You peel off your damp swimsuit and toss it in the bathtub. You half-heartedly splash water on your face, briefly examine the pimples on your chin and swollen mosquito bites on your arms. It doesn’t matter.
The world felt so small but so important, everything did.
It’s impossible to realize how rare, how special that is until years later when it’s gone.
Seasons change, but summer is no longer distinguished. Summer is in the same inhale and exhale as autumn, winter, and spring. It’s an extra few hours of daylight to be enjoyed through the window of a bus. It’s wearing sleeves that are a few inches shorter.
The smell of chlorine brings me back to nights where night swimming was the biggest to-do and mosquitos were the biggest concern.
I can’t remember the last time I raced toward the ice cream truck with crumpled dollar bills in my sweaty hand. I can’t remember the last time I crouched behind a tire, hoping to win a game of kick the can.

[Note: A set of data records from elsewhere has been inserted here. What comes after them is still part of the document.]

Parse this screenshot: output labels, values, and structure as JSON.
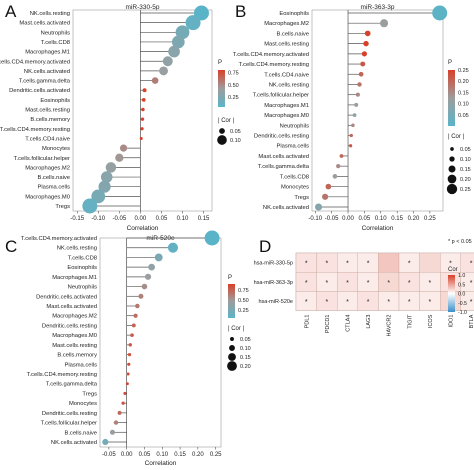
{
  "chart_data": [
    {
      "type": "scatter",
      "panel_letter": "A",
      "title": "miR-330-5p",
      "xlabel": "Correlation",
      "xlim": [
        -0.16,
        0.17
      ],
      "xticks": [
        -0.15,
        -0.1,
        -0.05,
        0.0,
        0.05,
        0.1,
        0.15
      ],
      "xtick_labels": [
        "-0.15",
        "-0.10",
        "-0.05",
        "0.00",
        "0.05",
        "0.10",
        "0.15"
      ],
      "categories": [
        "NK.cells.resting",
        "Mast.cells.activated",
        "Neutrophils",
        "T.cells.CD8",
        "Macrophages.M1",
        "T.cells.CD4.memory.activated",
        "NK.cells.activated",
        "T.cells.gamma.delta",
        "Dendritic.cells.activated",
        "Eosinophils",
        "Mast.cells.resting",
        "B.cells.memory",
        "T.cells.CD4.memory.resting",
        "T.cells.CD4.naive",
        "Monocytes",
        "T.cells.follicular.helper",
        "Macrophages.M2",
        "B.cells.naive",
        "Plasma.cells",
        "Macrophages.M0",
        "Tregs"
      ],
      "values": [
        0.145,
        0.125,
        0.1,
        0.09,
        0.08,
        0.065,
        0.055,
        0.035,
        0.01,
        0.008,
        0.006,
        0.005,
        0.004,
        0.002,
        -0.04,
        -0.05,
        -0.07,
        -0.08,
        -0.085,
        -0.1,
        -0.12
      ],
      "pvalues": [
        0.05,
        0.1,
        0.2,
        0.25,
        0.3,
        0.35,
        0.4,
        0.55,
        0.85,
        0.9,
        0.95,
        0.97,
        0.98,
        0.99,
        0.5,
        0.45,
        0.38,
        0.3,
        0.28,
        0.22,
        0.1
      ],
      "color_legend": {
        "title": "P",
        "min": 0.05,
        "max": 0.8,
        "ticks": [
          0.75,
          0.5,
          0.25
        ],
        "tick_labels": [
          "0.75",
          "0.50",
          "0.25"
        ]
      },
      "size_legend": {
        "title": "| Cor |",
        "values": [
          0.05,
          0.1
        ],
        "labels": [
          "0.05",
          "0.10"
        ]
      }
    },
    {
      "type": "scatter",
      "panel_letter": "B",
      "title": "miR-363-3p",
      "xlabel": "Correlation",
      "xlim": [
        -0.11,
        0.29
      ],
      "xticks": [
        -0.1,
        -0.05,
        0.0,
        0.05,
        0.1,
        0.15,
        0.2,
        0.25
      ],
      "xtick_labels": [
        "-0.10",
        "-0.05",
        "0.00",
        "0.05",
        "0.10",
        "0.15",
        "0.20",
        "0.25"
      ],
      "categories": [
        "Eosinophils",
        "Macrophages.M2",
        "B.cells.naive",
        "Mast.cells.resting",
        "T.cells.CD4.memory.activated",
        "T.cells.CD4.memory.resting",
        "T.cells.CD4.naive",
        "NK.cells.resting",
        "T.cells.follicular.helper",
        "Macrophages.M1",
        "Macrophages.M0",
        "Neutrophils",
        "Dendritic.cells.resting",
        "Plasma.cells",
        "Mast.cells.activated",
        "T.cells.gamma.delta",
        "T.cells.CD8",
        "Monocytes",
        "Tregs",
        "NK.cells.activated"
      ],
      "values": [
        0.28,
        0.11,
        0.06,
        0.055,
        0.05,
        0.045,
        0.04,
        0.035,
        0.03,
        0.025,
        0.02,
        0.015,
        0.01,
        0.008,
        -0.02,
        -0.03,
        -0.04,
        -0.06,
        -0.07,
        -0.09
      ],
      "pvalues": [
        0.005,
        0.12,
        0.3,
        0.32,
        0.25,
        0.22,
        0.2,
        0.18,
        0.15,
        0.12,
        0.1,
        0.15,
        0.2,
        0.22,
        0.2,
        0.15,
        0.12,
        0.2,
        0.18,
        0.08
      ],
      "color_legend": {
        "title": "P",
        "min": 0.0,
        "max": 0.25,
        "ticks": [
          0.25,
          0.2,
          0.15,
          0.1,
          0.05
        ],
        "tick_labels": [
          "0.25",
          "0.20",
          "0.15",
          "0.10",
          "0.05"
        ]
      },
      "size_legend": {
        "title": "| Cor |",
        "values": [
          0.05,
          0.1,
          0.15,
          0.2,
          0.25
        ],
        "labels": [
          "0.05",
          "0.10",
          "0.15",
          "0.20",
          "0.25"
        ]
      }
    },
    {
      "type": "scatter",
      "panel_letter": "C",
      "title": "miR-520e",
      "xlabel": "Correlation",
      "xlim": [
        -0.075,
        0.265
      ],
      "xticks": [
        -0.05,
        0.0,
        0.05,
        0.1,
        0.15,
        0.2,
        0.25
      ],
      "xtick_labels": [
        "-0.05",
        "0.00",
        "0.05",
        "0.10",
        "0.15",
        "0.20",
        "0.25"
      ],
      "categories": [
        "T.cells.CD4.memory.activated",
        "NK.cells.resting",
        "T.cells.CD8",
        "Eosinophils",
        "Macrophages.M1",
        "Neutrophils",
        "Dendritic.cells.activated",
        "Mast.cells.activated",
        "Macrophages.M2",
        "Dendritic.cells.resting",
        "Macrophages.M0",
        "Mast.cells.resting",
        "B.cells.memory",
        "Plasma.cells",
        "T.cells.CD4.memory.resting",
        "T.cells.gamma.delta",
        "Tregs",
        "Monocytes",
        "Dendritic.cells.resting",
        "T.cells.follicular.helper",
        "B.cells.naive",
        "NK.cells.activated"
      ],
      "values": [
        0.24,
        0.13,
        0.09,
        0.07,
        0.06,
        0.05,
        0.04,
        0.03,
        0.025,
        0.02,
        0.015,
        0.01,
        0.008,
        0.006,
        0.004,
        0.002,
        -0.005,
        -0.01,
        -0.02,
        -0.03,
        -0.04,
        -0.06
      ],
      "pvalues": [
        0.02,
        0.1,
        0.25,
        0.4,
        0.45,
        0.55,
        0.6,
        0.65,
        0.7,
        0.75,
        0.78,
        0.8,
        0.82,
        0.84,
        0.86,
        0.88,
        0.85,
        0.8,
        0.72,
        0.6,
        0.45,
        0.2
      ],
      "color_legend": {
        "title": "P",
        "min": 0.05,
        "max": 0.9,
        "ticks": [
          0.75,
          0.5,
          0.25
        ],
        "tick_labels": [
          "0.75",
          "0.50",
          "0.25"
        ]
      },
      "size_legend": {
        "title": "| Cor |",
        "values": [
          0.05,
          0.1,
          0.15,
          0.2
        ],
        "labels": [
          "0.05",
          "0.10",
          "0.15",
          "0.20"
        ]
      }
    },
    {
      "type": "heatmap",
      "panel_letter": "D",
      "rows": [
        "hsa-miR-330-5p",
        "hsa-miR-363-3p",
        "hsa-miR-520e"
      ],
      "columns": [
        "PDL1",
        "PDCD1",
        "CTLA4",
        "LAG3",
        "HAVCR2",
        "TIGIT",
        "ICOS",
        "IDO1",
        "BTLA"
      ],
      "values": [
        [
          0.15,
          0.15,
          0.1,
          0.1,
          0.3,
          0.1,
          0.2,
          0.1,
          0.15
        ],
        [
          0.15,
          0.1,
          0.15,
          0.1,
          0.2,
          0.15,
          0.1,
          0.15,
          0.1
        ],
        [
          0.1,
          0.15,
          0.1,
          0.15,
          0.1,
          0.1,
          0.1,
          0.2,
          0.1
        ]
      ],
      "significant": [
        [
          true,
          true,
          true,
          true,
          false,
          true,
          false,
          true,
          true
        ],
        [
          true,
          true,
          true,
          true,
          true,
          true,
          true,
          true,
          true
        ],
        [
          true,
          true,
          true,
          true,
          true,
          true,
          true,
          true,
          true
        ]
      ],
      "significance_note": "* p < 0.05",
      "star_symbol": "*",
      "color_legend": {
        "title": "Cor",
        "min": -1.0,
        "max": 1.0,
        "ticks": [
          1.0,
          0.5,
          0.0,
          -0.5,
          -1.0
        ],
        "tick_labels": [
          "1.0",
          "0.5",
          "0.0",
          "-0.5",
          "-1.0"
        ]
      }
    }
  ],
  "colors": {
    "high_p": "#d8402a",
    "mid_p": "#9d9d9d",
    "low_p": "#5ab4c8",
    "axis": "#333333",
    "stem": "#555555"
  }
}
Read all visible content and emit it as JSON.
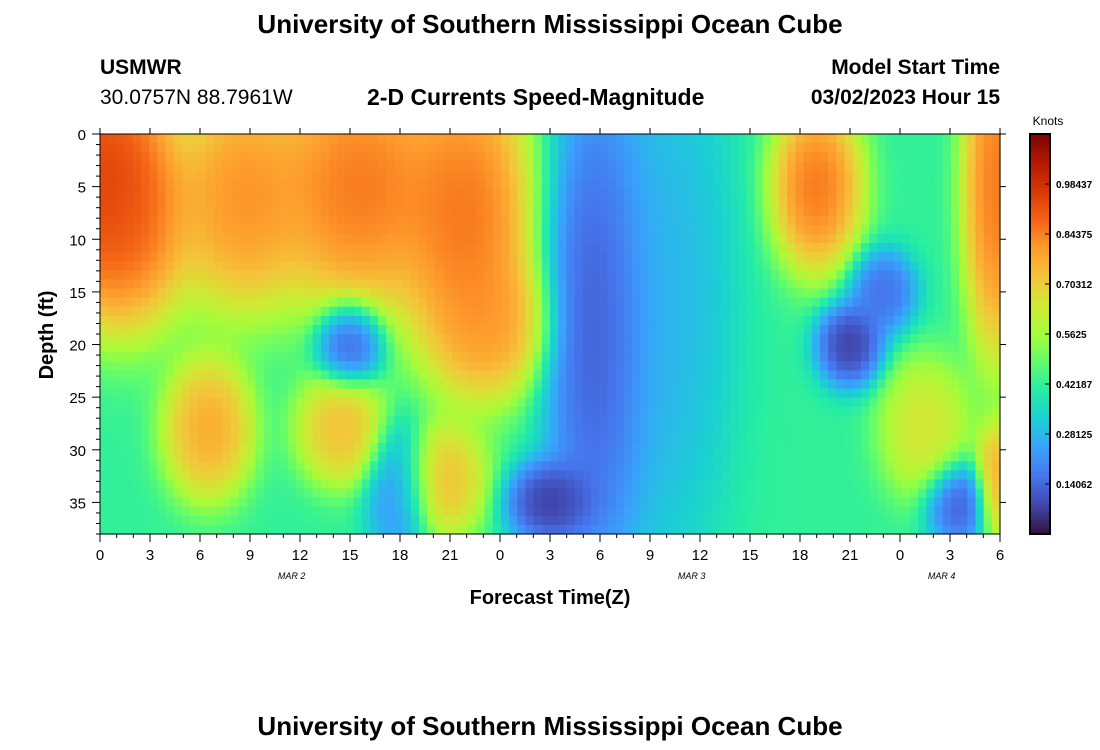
{
  "header": {
    "title": "University of Southern Mississippi Ocean Cube",
    "station": "USMWR",
    "coords": "30.0757N  88.7961W",
    "subtitle": "2-D Currents Speed-Magnitude",
    "model_label": "Model Start Time",
    "model_time": "03/02/2023 Hour 15"
  },
  "footer": {
    "title": "University of Southern Mississippi Ocean Cube"
  },
  "chart_data": {
    "type": "heatmap",
    "title": "2-D Currents Speed-Magnitude",
    "xlabel": "Forecast Time(Z)",
    "ylabel": "Depth (ft)",
    "x_tick_labels": [
      "0",
      "3",
      "6",
      "9",
      "12",
      "15",
      "18",
      "21",
      "0",
      "3",
      "6",
      "9",
      "12",
      "15",
      "18",
      "21",
      "0",
      "3",
      "6"
    ],
    "x_hours": [
      0,
      54
    ],
    "date_labels": [
      {
        "label": "MAR 2",
        "hour": 11.5
      },
      {
        "label": "MAR 3",
        "hour": 35.5
      },
      {
        "label": "MAR 4",
        "hour": 50.5
      }
    ],
    "y_ticks": [
      0,
      5,
      10,
      15,
      20,
      25,
      30,
      35
    ],
    "ylim": [
      0,
      38
    ],
    "colorbar": {
      "label": "Knots",
      "ticks": [
        "0.98437",
        "0.84375",
        "0.70312",
        "0.5625",
        "0.42187",
        "0.28125",
        "0.14062"
      ],
      "tick_values": [
        0.98437,
        0.84375,
        0.70312,
        0.5625,
        0.42187,
        0.28125,
        0.14062
      ],
      "range": [
        0,
        1.125
      ],
      "colors": [
        "#30123b",
        "#4145ab",
        "#4675ed",
        "#39a2fc",
        "#1bcfd4",
        "#24eca6",
        "#61fc6c",
        "#a4fc3b",
        "#d1e834",
        "#f3c63a",
        "#fe9b2d",
        "#f36315",
        "#d93806",
        "#b11901",
        "#7a0402"
      ]
    },
    "field_features": [
      {
        "hour": 0,
        "depth": 4,
        "speed": 1.05,
        "spread_h": 3,
        "spread_d": 8
      },
      {
        "hour": 1.5,
        "depth": 8,
        "speed": 0.95,
        "spread_h": 3,
        "spread_d": 8
      },
      {
        "hour": 8.5,
        "depth": 6,
        "speed": 0.9,
        "spread_h": 3,
        "spread_d": 8
      },
      {
        "hour": 15.5,
        "depth": 5,
        "speed": 0.95,
        "spread_h": 4,
        "spread_d": 9
      },
      {
        "hour": 22,
        "depth": 8,
        "speed": 0.95,
        "spread_h": 3,
        "spread_d": 11
      },
      {
        "hour": 23.5,
        "depth": 18,
        "speed": 0.85,
        "spread_h": 2.5,
        "spread_d": 5
      },
      {
        "hour": 6.5,
        "depth": 28,
        "speed": 0.85,
        "spread_h": 2,
        "spread_d": 5
      },
      {
        "hour": 14.5,
        "depth": 28,
        "speed": 0.8,
        "spread_h": 2,
        "spread_d": 4
      },
      {
        "hour": 20.5,
        "depth": 33,
        "speed": 0.8,
        "spread_h": 2,
        "spread_d": 4
      },
      {
        "hour": 49.5,
        "depth": 28,
        "speed": 0.7,
        "spread_h": 2,
        "spread_d": 5
      },
      {
        "hour": 43,
        "depth": 5,
        "speed": 0.95,
        "spread_h": 2,
        "spread_d": 6
      },
      {
        "hour": 53.8,
        "depth": 5,
        "speed": 0.95,
        "spread_h": 1.5,
        "spread_d": 12
      },
      {
        "hour": 53.8,
        "depth": 33,
        "speed": 0.85,
        "spread_h": 1,
        "spread_d": 4
      },
      {
        "hour": 15,
        "depth": 20,
        "speed": 0.05,
        "spread_h": 1.5,
        "spread_d": 3
      },
      {
        "hour": 18,
        "depth": 34,
        "speed": 0.15,
        "spread_h": 1.5,
        "spread_d": 5
      },
      {
        "hour": 27,
        "depth": 35,
        "speed": 0.0,
        "spread_h": 2,
        "spread_d": 3
      },
      {
        "hour": 30,
        "depth": 18,
        "speed": 0.05,
        "spread_h": 2.5,
        "spread_d": 18
      },
      {
        "hour": 34,
        "depth": 15,
        "speed": 0.25,
        "spread_h": 3,
        "spread_d": 20
      },
      {
        "hour": 45,
        "depth": 20,
        "speed": 0.0,
        "spread_h": 1.5,
        "spread_d": 3
      },
      {
        "hour": 47,
        "depth": 15,
        "speed": 0.1,
        "spread_h": 1.5,
        "spread_d": 3
      },
      {
        "hour": 51.5,
        "depth": 35,
        "speed": 0.05,
        "spread_h": 1.5,
        "spread_d": 3
      }
    ]
  }
}
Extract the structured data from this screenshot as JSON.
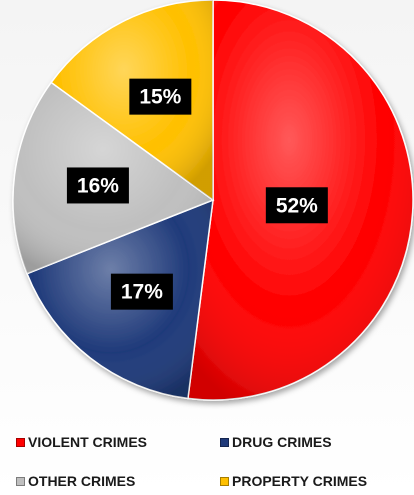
{
  "chart_data": {
    "type": "pie",
    "title": "",
    "slices": [
      {
        "name": "VIOLENT CRIMES",
        "value": 52,
        "label": "52%",
        "color": "#ff0000"
      },
      {
        "name": "DRUG CRIMES",
        "value": 17,
        "label": "17%",
        "color": "#1f3a7a"
      },
      {
        "name": "OTHER CRIMES",
        "value": 16,
        "label": "16%",
        "color": "#bfbfbf"
      },
      {
        "name": "PROPERTY CRIMES",
        "value": 15,
        "label": "15%",
        "color": "#ffc000"
      }
    ],
    "legend_position": "bottom"
  }
}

There’s nothing to run toward anymore. It’s a slow, steady walk to nowhere and sometimes you think you ought to move faster, faster, faster.
But you remember how that got you where you are in the first place. So, you keep walking. Destination? Unknown.
The seasons have blended together— temperature changes and not much else.
The seasons all taste the same. Summer has lost its bitterness and sweetness.
I no longer go underwater in pools for fear my makeup will run and my hair will dry funny.